I am developoing an English - Spanish translator but I have found some strange behaviours while testing it. Setting a baseline, I got a BLEU score of 0.37 with the test dataset and in general translations are decent despite of the lack of more vocabulary, and an accuracy of 71 in the validation dataset while training.
However, I have noticed that sometimes there are complete sentences which appear in the source language after trying to translate them.
I am gonna give an example.
Imagine I want to translate this sentence to spanish:
“Musicological influences and references can be found throughout his work; he has even included musical notation in the text to make a point.”
Even though previous and posterior phrases are translated OK (understanding there are some errors, but the result in general is decent), this sentence is translated as:
" and can be found throughout his he even even music in the text to make a "
However, I make a little change just adding “his” at the beggining of the sentence, like:
“His musicological influences and references can be found throughout his work; he has even included musical notation in the text to make a point.”
The translation is:
“Sus influencias y referencias pueden ser encontradas en su incluso ha incluido la notación musical en el texto para hacer un punto.”

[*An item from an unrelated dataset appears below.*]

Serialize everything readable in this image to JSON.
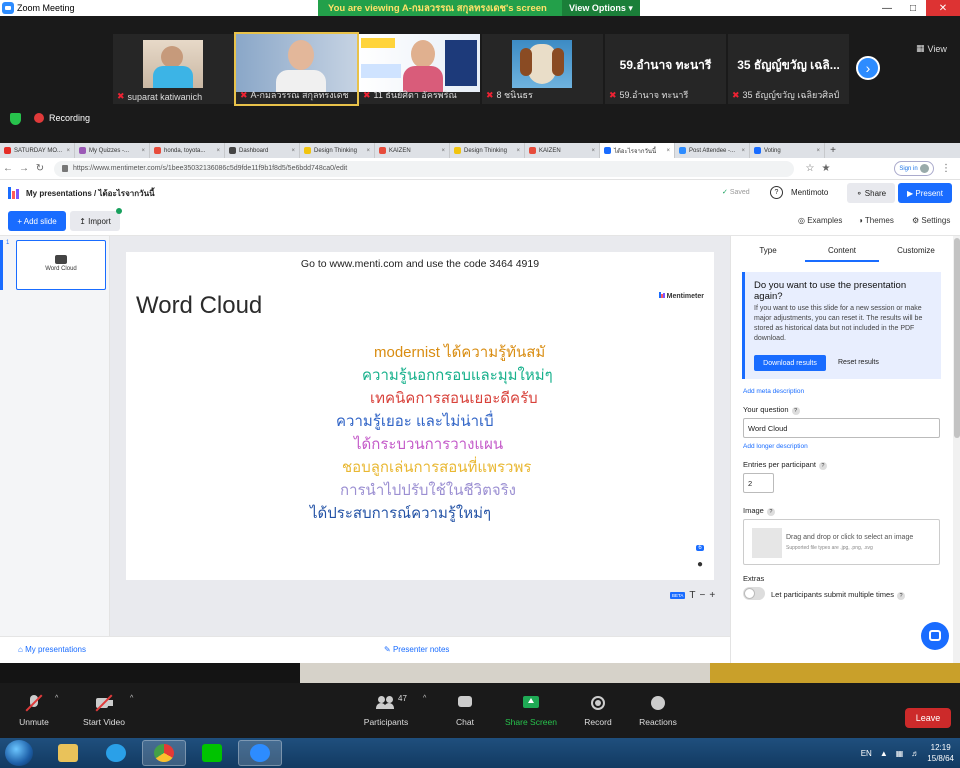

This has sense in spanish, despite of the "unk"s. What’s more, the words “influences” and “references” which were translated as “unk” in the first example are well translated in this second example: “influencias” means “influences” and “referencias” means “references”.
This has happened to me in more examples, I am not sure why the texts are in general well translated but some sentences appears non-translated. Maybe my model is quite poor. So, please, if you can give me some advice I’d be grateful.